# No Signature



## Kinky4Agirl (Jan 17, 2016)

Where is my siggy ? It has disappeared... Can a moderator please fix this?


----------



## Foxglove (Jan 17, 2016)

Kinky4Agirl said:


> Where is my siggy ? It has disappeared... Can a moderator please fix this?



I see a siggy


----------



## Kinky4Agirl (Jan 17, 2016)

Foxglove said:


> I see a siggy


You do? Does it say something about the hairs at the nape of my neck? If so, I can't see it..


----------



## Foxglove (Jan 17, 2016)

Kinky4Agirl said:


> You do? Does it say something about the hairs at the nape of my neck? If so, I can't see it..

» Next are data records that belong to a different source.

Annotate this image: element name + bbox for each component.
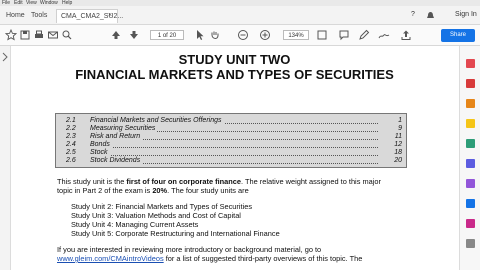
study-unit-title: STUDY UNIT TWO	[178, 52, 291, 67]
toc-number: 2.2	[66, 125, 76, 132]
toc-leader	[90, 141, 378, 148]
comment-tool-icon[interactable]	[465, 118, 476, 129]
right-tools-pane	[459, 46, 480, 270]
zoom-out-icon[interactable]	[237, 29, 249, 41]
closing-text: If you are interested in reviewing more …	[57, 245, 322, 254]
list-item: Study Unit 5: Corporate Restructuring an…	[71, 229, 280, 238]
intro-paragraph: This study unit is the first of four on …	[57, 177, 452, 195]
tab-document-label: CMA_CMA2_SU2...	[61, 13, 124, 20]
toc-title: Stock	[90, 149, 110, 156]
toc-row[interactable]: 2.4 Bonds 12	[56, 141, 408, 149]
pointer-icon[interactable]	[194, 29, 206, 41]
toc-page: 18	[394, 149, 402, 156]
toc-number: 2.1	[66, 117, 76, 124]
toc-title: Financial Markets and Securities Offerin…	[90, 117, 224, 124]
intro-text: . The relative weight assigned to this m…	[240, 177, 381, 186]
arrow-down-icon[interactable]	[128, 29, 140, 41]
redact-icon[interactable]	[465, 178, 476, 189]
document-page: STUDY UNIT TWO FINANCIAL MARKETS AND TYP…	[11, 46, 458, 270]
videos-link[interactable]: www.gleim.com/CMAintroVideos	[57, 254, 164, 263]
comment-icon[interactable]	[338, 29, 350, 41]
zoom-in-icon[interactable]	[259, 29, 271, 41]
share-button[interactable]: Share	[441, 29, 475, 42]
toc-title: Risk and Return	[90, 133, 143, 140]
intro-emphasis: first of four on corporate finance	[126, 177, 241, 186]
close-tab-icon[interactable]: ×	[108, 12, 112, 19]
create-pdf-icon[interactable]	[465, 78, 476, 89]
pen-icon[interactable]	[358, 29, 370, 41]
help-icon[interactable]: ?	[411, 6, 415, 24]
protect-icon[interactable]	[465, 198, 476, 209]
weight-percent: 20%	[152, 186, 168, 195]
study-unit-list: Study Unit 2: Financial Markets and Type…	[71, 202, 280, 238]
intro-text: . The four study units are	[167, 186, 249, 195]
list-item: Study Unit 2: Financial Markets and Type…	[71, 202, 253, 211]
email-icon[interactable]	[47, 29, 59, 41]
toc-row[interactable]: 2.5 Stock 18	[56, 149, 408, 157]
hand-icon[interactable]	[209, 29, 221, 41]
search-icon[interactable]	[61, 29, 73, 41]
toolbar: 1 of 20 134% Share	[0, 25, 480, 46]
toc-title: Bonds	[90, 141, 112, 148]
export-pdf-icon[interactable]	[465, 58, 476, 69]
toc-title: Stock Dividends	[90, 157, 143, 164]
toc-page: 9	[398, 125, 402, 132]
more-tools-icon[interactable]	[465, 238, 476, 249]
sign-in-link[interactable]: Sign In	[455, 6, 477, 24]
toc-row[interactable]: 2.3 Risk and Return 11	[56, 133, 408, 141]
list-item: Study Unit 4: Managing Current Assets	[71, 220, 199, 229]
print-icon[interactable]	[33, 29, 45, 41]
toc-page: 11	[394, 133, 402, 140]
arrow-up-icon[interactable]	[110, 29, 122, 41]
tab-tools[interactable]: Tools	[27, 9, 51, 23]
left-navigation-pane	[0, 46, 11, 270]
zoom-level-field[interactable]: 134%	[283, 30, 309, 40]
closing-text: for a list of suggested third-party over…	[163, 254, 363, 263]
toc-number: 2.4	[66, 141, 76, 148]
bell-icon[interactable]	[426, 11, 435, 20]
toc-number: 2.3	[66, 133, 76, 140]
tab-bar: Home Tools CMA_CMA2_SU2... ×	[0, 6, 480, 25]
page-number-field[interactable]: 1 of 20	[150, 30, 184, 40]
toc-page: 1	[398, 117, 402, 124]
intro-text: This study unit is the	[57, 177, 127, 186]
table-of-contents: 2.1 Financial Markets and Securities Off…	[55, 113, 407, 168]
toc-number: 2.5	[66, 149, 76, 156]
collapse-arrow-icon[interactable]	[2, 52, 8, 62]
save-icon[interactable]	[19, 29, 31, 41]
toc-page: 20	[394, 157, 402, 164]
fit-page-icon[interactable]	[316, 29, 328, 41]
sign-icon[interactable]	[378, 29, 390, 41]
toc-leader	[90, 149, 378, 156]
fill-sign-icon[interactable]	[465, 218, 476, 229]
toc-title: Measuring Securities	[90, 125, 158, 132]
intro-text: topic in Part 2 of the exam is	[57, 186, 153, 195]
study-unit-subtitle: FINANCIAL MARKETS AND TYPES OF SECURITIE…	[75, 67, 394, 82]
toc-row[interactable]: 2.1 Financial Markets and Securities Off…	[56, 117, 408, 125]
toc-page: 12	[394, 141, 402, 148]
toc-number: 2.6	[66, 157, 76, 164]
tab-home[interactable]: Home	[2, 9, 26, 23]
star-icon[interactable]	[5, 29, 17, 41]
toc-row[interactable]: 2.6 Stock Dividends 20	[56, 157, 408, 165]
closing-paragraph: If you are interested in reviewing more …	[57, 245, 457, 263]
combine-files-icon[interactable]	[465, 138, 476, 149]
edit-pdf-icon[interactable]	[465, 98, 476, 109]
share-upload-icon[interactable]	[400, 29, 412, 41]
list-item: Study Unit 3: Valuation Methods and Cost…	[71, 211, 241, 220]
toc-row[interactable]: 2.2 Measuring Securities 9	[56, 125, 408, 133]
organize-pages-icon[interactable]	[465, 158, 476, 169]
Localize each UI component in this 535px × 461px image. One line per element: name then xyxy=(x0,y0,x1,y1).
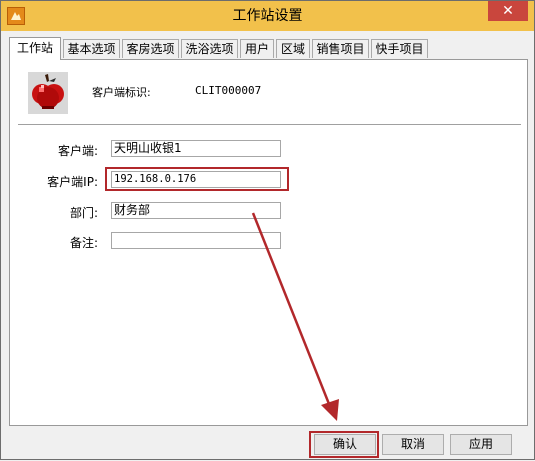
annotation-arrow xyxy=(251,212,339,421)
ok-button[interactable]: 确认 xyxy=(314,434,376,455)
settings-window: 工作站设置 ✕ 工作站 基本选项 客房选项 洗浴选项 用户 区域 销售项目 快手… xyxy=(0,0,535,460)
apply-button[interactable]: 应用 xyxy=(450,434,512,455)
cancel-button[interactable]: 取消 xyxy=(382,434,444,455)
tab-workstation[interactable]: 工作站 xyxy=(9,37,61,60)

_*The hair at the nape of my neck has a life of its own. It acts like it doesn't even like me.*_

but the font is pink and smaller


----------



## Kinky4Agirl (Jan 17, 2016)

Thank you foxglove!.. I can't see it but as long as it's there I guess I'm ok...


----------



## Foxglove (Jan 17, 2016)

You may have your settings to where you can't see signatures. On the upper right part of the page you should see your username next to inbox and alerts. Click on your username and a menu should drop down. On that menu click preferences and make sure "Show people's signatures with their messages" i checked. Save settings and you should be good to go


----------



## Kinky4Agirl (Jan 17, 2016)

I went there and signatures were spread checked. I unchecked it and checked it again. I hope this fixed it... I'll let you know after I send this reply


----------



## Kinky4Agirl (Jan 17, 2016)

Ok no, I still can't see it but last year I could. Thanks for your help... As long as others can see it I guess it's ok... Thanks again...


----------



## Foxglove (Jan 17, 2016)

Are you using your cellphone or a desktop pc?
I don't see siggies when I'm logged in from my cell but once I get on my laptop I can see them


----------



## Kinky4Agirl (Jan 17, 2016)

Girl! That was it!!!! I'm using my cell phone. Saw it as soon as I logged on my laptop. Thank you, YOU ROCK!


----------



## blackbarbie986 (Jul 22, 2016)

I used to see them on my cell, but I can't since the update. Can't see those or the msg numbers, and a few other things. Anyone know how to fix it? I'm using the Opera browser.


----------



## *CherryPie* (Oct 7, 2016)

How do I change my signature?


----------



## Kinky4Agirl (Oct 30, 2016)

*CherryPie* said:


> How do I change my signature?


Click on your screen name and then click signature.


----------



## *CherryPie* (Oct 30, 2016)

Thank you!



Kinky4Agirl said:


> Click on your screen name and then click signature.


----------